As luck would have it, a multi-million-dollar company calls a few months later asking for a meeting to discuss a potential partnership, and London is eager to prove to her sisters, and herself, that she can land this deal. Just when she thinks she has nailed her presentation, the company’s CEO, Jackson Holt, walks in and inserts himself into the meeting. Not only that, but he also happens to be the same guy she turned down at the bar a few months ago.

As they begin to spend more time together, their working relationship blossoms into something more. It isn’t until their professional entanglements are finally over, that London and Jackson are finally ready to take the next step in their relationship. But between Jackson’s secretive past and London’s struggle with her sisters, London must question where she really stands—not just with Jackson, but with the Spark House, too.

I RECEIVED A DRC FROM THE PUBLISHER VIA NETGALLEY. THANK YOU.

My Review
: It's a very, very different experience to read a straight-people romance than my usual M/M reads. In this case, I think I came in after some character work had already been done in the first Spark House book, When Sparks Fly, on this entry's PoV character. London Spark, to those who might not know her from before, is a rather serious-minded and goal-oriented participant in a family enterprise called Spark House. It is an event hotel-cum-venue, and London has somehow been foisted the job of numbers lady. She's not a natural number-cruncher but she knows about sacrificing for a greater goal and gets her considerable wits marshaled to the task of making the finances run.

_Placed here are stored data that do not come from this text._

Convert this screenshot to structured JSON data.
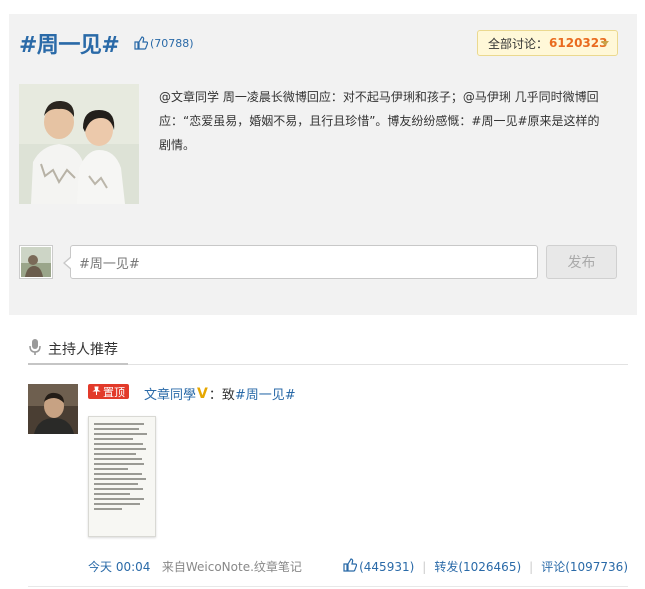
{
  "topic": {
    "title": "#周一见#",
    "like_count": "(70788)",
    "discuss_label": "全部讨论：",
    "discuss_count": "6120323",
    "description": "@文章同学 周一凌晨长微博回应：对不起马伊琍和孩子；@马伊琍 几乎同时微博回应：“恋爱虽易，婚姻不易，且行且珍惜”。博友纷纷感慨：#周一见#原来是这样的剧情。",
    "input_value": "#周一见#",
    "publish_label": "发布"
  },
  "host": {
    "title": "主持人推荐"
  },
  "feed": {
    "pin_label": "置顶",
    "user": "文章同學",
    "verified_mark": "V",
    "text_prefix": "：致 ",
    "tag": "#周一见#",
    "time": "今天 00:04",
    "source": "来自WeicoNote.纹章笔记",
    "likes": "(445931)",
    "reposts": "转发(1026465)",
    "comments": "评论(1097736)"
  },
  "colors": {
    "link": "#2a6aa8",
    "accent": "#e96b1f",
    "pin": "#e23a2a"
  }
}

I, like all other readers, am meeting Jackson the love interest with London. He lets her know he's interested without being more than ordinarily persistent. She declines; he leaves her possessed of his details and accepts his rejection without drama. So far, so good. When a time has passed and Spark House attracts business interest from a tech-bro investor, one who's made to sound like Elon only hot, absolutely not one soul is surprised it's Jackson the rejected suitor.

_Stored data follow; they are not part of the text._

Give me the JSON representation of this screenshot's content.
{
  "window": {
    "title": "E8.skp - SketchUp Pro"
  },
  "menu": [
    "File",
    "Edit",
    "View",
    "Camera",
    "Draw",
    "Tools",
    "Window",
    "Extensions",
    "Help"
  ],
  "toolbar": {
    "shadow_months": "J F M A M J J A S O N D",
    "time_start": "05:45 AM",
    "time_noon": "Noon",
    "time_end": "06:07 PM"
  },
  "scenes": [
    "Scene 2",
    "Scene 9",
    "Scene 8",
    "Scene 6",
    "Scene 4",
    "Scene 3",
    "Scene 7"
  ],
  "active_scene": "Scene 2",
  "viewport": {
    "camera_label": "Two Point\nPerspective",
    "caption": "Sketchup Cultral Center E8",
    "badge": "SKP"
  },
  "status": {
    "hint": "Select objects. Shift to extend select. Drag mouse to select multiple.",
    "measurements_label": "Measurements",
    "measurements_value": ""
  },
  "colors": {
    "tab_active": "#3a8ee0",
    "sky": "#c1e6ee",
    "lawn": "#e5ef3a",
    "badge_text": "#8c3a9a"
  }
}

We know this drill: what's going to happen, the misunderstandings, the idiotic miscommunications, the resolution of HEA or HFN; so the point of reading this book is *how* not what.

The satisfaction of a superior craftworker's results is this very thing. Now, the M/M romance world will usually have something very sexy pretty early. Not so this book. London's been burned and isn't in a huge hurry to try the waters with a tech bro. She is, once he shows back up as a potential financing source, perfectly happy to work with him. They come to know each other, and the readers each of them, as their work brings out facets of their lives quite naturally and unforcedly. Again to no one's surprise Jackson is a good guy, and he's got a solid head on his shoulders; he comes to like and respect London, he fully engages with her as an equal in business (if one with different skills from his); the result is a slow-burn low-steam character study of two young people whose lives are pressurized by goals instead of ambitions.

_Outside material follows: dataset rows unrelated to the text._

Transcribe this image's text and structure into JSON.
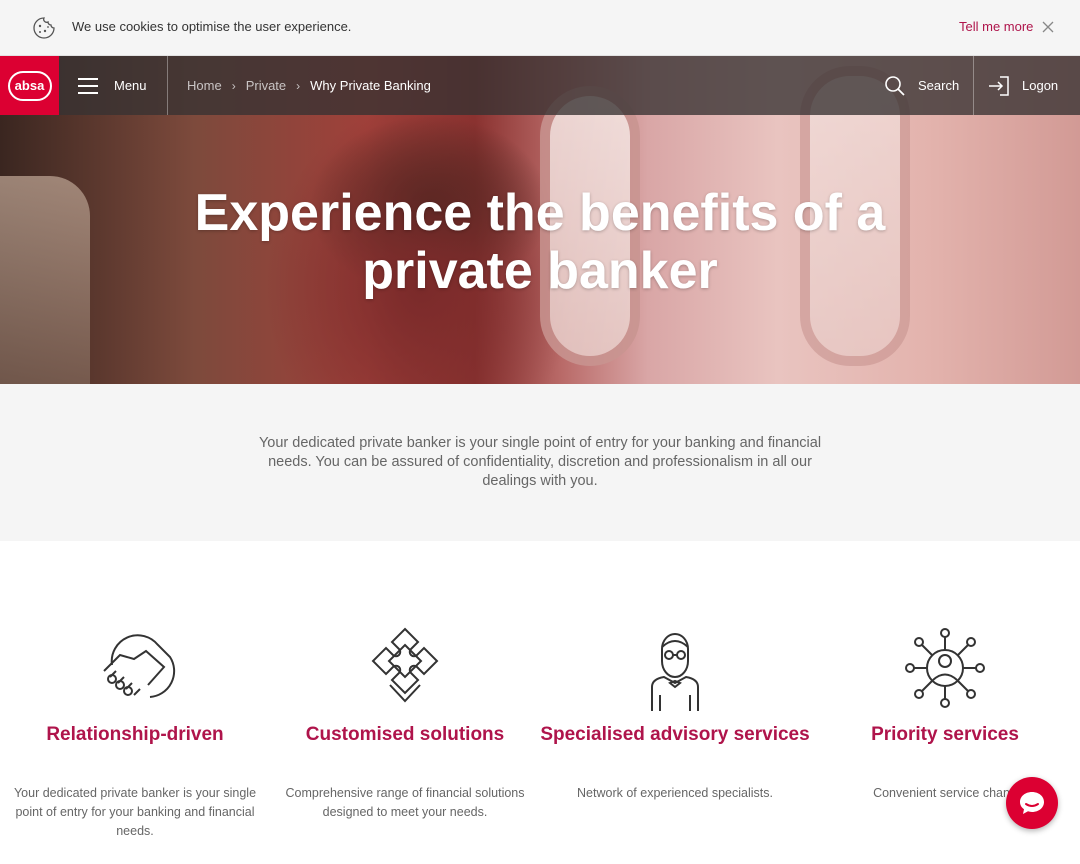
{
  "cookie_bar": {
    "message": "We use cookies to optimise the user experience.",
    "more_link": "Tell me more",
    "icons": {
      "cookie": "cookie-icon",
      "close": "close-icon"
    }
  },
  "nav": {
    "logo_text": "absa",
    "menu_label": "Menu",
    "breadcrumb": [
      "Home",
      "Private",
      "Why Private Banking"
    ],
    "search_label": "Search",
    "logon_label": "Logon",
    "icons": {
      "menu": "hamburger-icon",
      "search": "search-icon",
      "logon": "logon-icon",
      "separator": "chevron-right-icon"
    }
  },
  "hero": {
    "title": "Experience the benefits of a private banker"
  },
  "intro": {
    "text": "Your dedicated private banker is your single point of entry for your banking and financial needs. You can be assured of confidentiality, discretion and professionalism in all our dealings with you."
  },
  "features": [
    {
      "title": "Relationship-driven",
      "description": "Your dedicated private banker is your single point of entry for your banking and financial needs.",
      "icon": "handshake-icon"
    },
    {
      "title": "Customised solutions",
      "description": "Comprehensive range of financial solutions designed to meet your needs.",
      "icon": "puzzle-icon"
    },
    {
      "title": "Specialised advisory services",
      "description": "Network of experienced specialists.",
      "icon": "advisor-icon"
    },
    {
      "title": "Priority services",
      "description": "Convenient service chann",
      "icon": "network-icon"
    }
  ],
  "chat": {
    "icon": "chat-icon"
  },
  "colors": {
    "brand_red": "#dc0032",
    "accent_text": "#af144b",
    "nav_overlay": "#373232",
    "band_grey": "#f5f5f5"
  }
}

Why I enjoyed reading it enough to rate it more than a solid three or possibly three-and-a-half stars of five was London's affectionate but exasperated relationships with older sister Avery and younger sister Harley. They were...warm. They didn't ring swords of wit in battles for prominence, they half-ribbed and three-quarters snarked and generally behaved the way friends do. It worked to give me a sense of their bond that was less intense than the Three Musketeers and more positive than the Three Stooges but still very real.

You can't go wrong with a read that does this kind of work when one accidentally reads book two in a series. I am glad I spent time with the Spark family.